Not having proper protection for bikes on campus may cause the loss of such a sufficient, healthy and enjoyable way of transportation.
“So this past year in July of 2019, there were more bicycle thefts in Asheville reported to the Asheville police department than there was in the entire year of 2018. So bicycle theft has gone through the roof. It’s been there’s been a trend upward exponential trend of bicycle theft,” says Eric Ernst, a lifetime biker and daily commuter who works at Youngblood bicycles in Asheville.
The best way to protect your bikes from being stolen is to get an extremely effective bike lock, registration with the university and locking to a permanent place. Sometimes the best thing is to just bring it inside with you, into your room or the store, he said.
“Also realizing that Asheville and Western North Carolina is an extremely bike-friendly town. So even, even if there is a bike rack, that doesn’t mean that you have to park your bike there. You’re free to do what you want with your bike within the limits of being a courteous citizen,” Ernst said.
Biking instead of driving a car can be a very positive impact on your health, bank account and for the environment, he said
“As well as being on a bike, you’re, you’re not only making yourself healthier and you’re making the community healthier cause for more bikes that are out, the slower traffic goes, the more people other people are motivated to get out of their cars to, to ride a bike, to use the bus to use some of the services that our community provides that we paid for tax money,” Ernst says.
According to Ernst, riding your bike to long distances can be hard so you can use public transportation such as the bus can be a resource.
“And to get out of the car reduce pollution, reduce congestion, reduce noise and not only make ourselves healthier but make our community healthier, our planet healthier,” Ernst says.
Nicholas Grandstaff, a sophomore at UNCA studying mechatronics, this is his second year of having his bike on campus.
“I brought my bike on campus freshman year because I did not have my car and for me, it is a good way to blow of steam. I am now in my second year and if I can, I try not to take my car places because I don’t want to pay for gas and possibly lose my good parking spot. It is also fun to ride downtown on a late Friday or Saturday night because there are so many people out,” Grandstaff says.
According to Grandstaff, he keeps his bike in his room to prevent it from being stolen which has worked for him since he has been at UNCA. He offers the same advice to people thinking about bringing their bike to campus.
“I leave my bike in my room because I am sure it would get stolen if I left it on one of the bike racks here on campus. Multiple bikes that have had a more advanced lock on them have been cut and stolen so if I do lock my bike up outside it is not for very long,” Grandstaff says.

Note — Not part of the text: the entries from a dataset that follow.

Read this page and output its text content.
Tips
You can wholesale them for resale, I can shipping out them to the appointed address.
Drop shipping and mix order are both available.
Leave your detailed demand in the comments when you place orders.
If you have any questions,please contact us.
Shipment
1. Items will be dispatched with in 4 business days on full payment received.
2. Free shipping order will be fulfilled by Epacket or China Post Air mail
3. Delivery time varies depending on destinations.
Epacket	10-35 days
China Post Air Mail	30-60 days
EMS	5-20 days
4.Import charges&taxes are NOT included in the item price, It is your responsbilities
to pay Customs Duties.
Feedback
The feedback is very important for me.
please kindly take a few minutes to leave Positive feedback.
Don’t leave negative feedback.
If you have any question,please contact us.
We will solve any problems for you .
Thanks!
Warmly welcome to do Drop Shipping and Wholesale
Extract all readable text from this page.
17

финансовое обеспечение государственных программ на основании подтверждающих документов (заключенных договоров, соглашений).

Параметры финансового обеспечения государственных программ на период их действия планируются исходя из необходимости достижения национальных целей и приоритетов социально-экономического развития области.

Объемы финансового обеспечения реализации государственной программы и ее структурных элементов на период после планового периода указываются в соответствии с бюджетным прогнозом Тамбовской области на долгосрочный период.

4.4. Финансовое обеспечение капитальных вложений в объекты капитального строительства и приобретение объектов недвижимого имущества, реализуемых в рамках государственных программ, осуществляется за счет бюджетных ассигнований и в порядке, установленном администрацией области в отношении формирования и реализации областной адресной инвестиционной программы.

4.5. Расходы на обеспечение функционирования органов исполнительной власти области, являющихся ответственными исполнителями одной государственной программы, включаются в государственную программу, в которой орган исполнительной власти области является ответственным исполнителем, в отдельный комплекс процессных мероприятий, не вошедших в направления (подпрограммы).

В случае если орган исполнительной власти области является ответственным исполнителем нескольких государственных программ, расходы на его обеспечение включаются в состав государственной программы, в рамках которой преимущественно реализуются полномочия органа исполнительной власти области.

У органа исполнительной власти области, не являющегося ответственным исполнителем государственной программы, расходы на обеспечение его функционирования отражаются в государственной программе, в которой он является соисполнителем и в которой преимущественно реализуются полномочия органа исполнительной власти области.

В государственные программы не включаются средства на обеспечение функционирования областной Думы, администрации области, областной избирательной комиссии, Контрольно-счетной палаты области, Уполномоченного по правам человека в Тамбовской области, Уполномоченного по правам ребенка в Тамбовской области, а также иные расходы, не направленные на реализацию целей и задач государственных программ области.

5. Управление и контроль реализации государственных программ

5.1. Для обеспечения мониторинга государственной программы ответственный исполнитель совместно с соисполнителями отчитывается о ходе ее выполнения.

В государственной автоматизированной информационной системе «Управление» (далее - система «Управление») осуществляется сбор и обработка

Eric Boyce, the assistant vice chancellor for the public safety of UNCA for the past nine years, says it is uncommon for bike theft to happen.
“It comes in waves. We might have, you know, once a month or so. We might go for several months without it, so it’s not commonly occurring on campus. But we have had a bike theft and we have had multiple ones within a short period of time,” Boyce said.
After a bike is reported stolen, the police officer searches the national criminal database using the serial number of the bike, he says.
“We have had in my nine years, probably two students who have received their bikes back. One of them, the person just wrote it from campus to downtown and abandoned it and the officers were able to locate that. It was actually registered a, which is another recommendation is that if you bring a bike to campus, you register it gets a UNC Asheville bike registration sticker that you can put on it. So that’s how we were able to get it back as to cause it had a UNC Asheville bike registration sticker on it,” Boyce says.
Boyce recommends that UNCA students register their bikes with the university’s bike shop, lock up the bike to a permanent object and to lock up the frame of the bike, not the wheels.
“Oftentimes if bikes are left unsecured, it would be stolen as a mode of transportation or what’s commonly known as joy ride. They just do it to get from point a to point B or ride around, no intention on keeping it, but it’s just a mode of transportation. Others for higher-end bikes that are more expensive have expensive parts on them. They could sell them or pawn them and get more money than just kind of a regular bike you’d get out of Walmart,” Boyce said.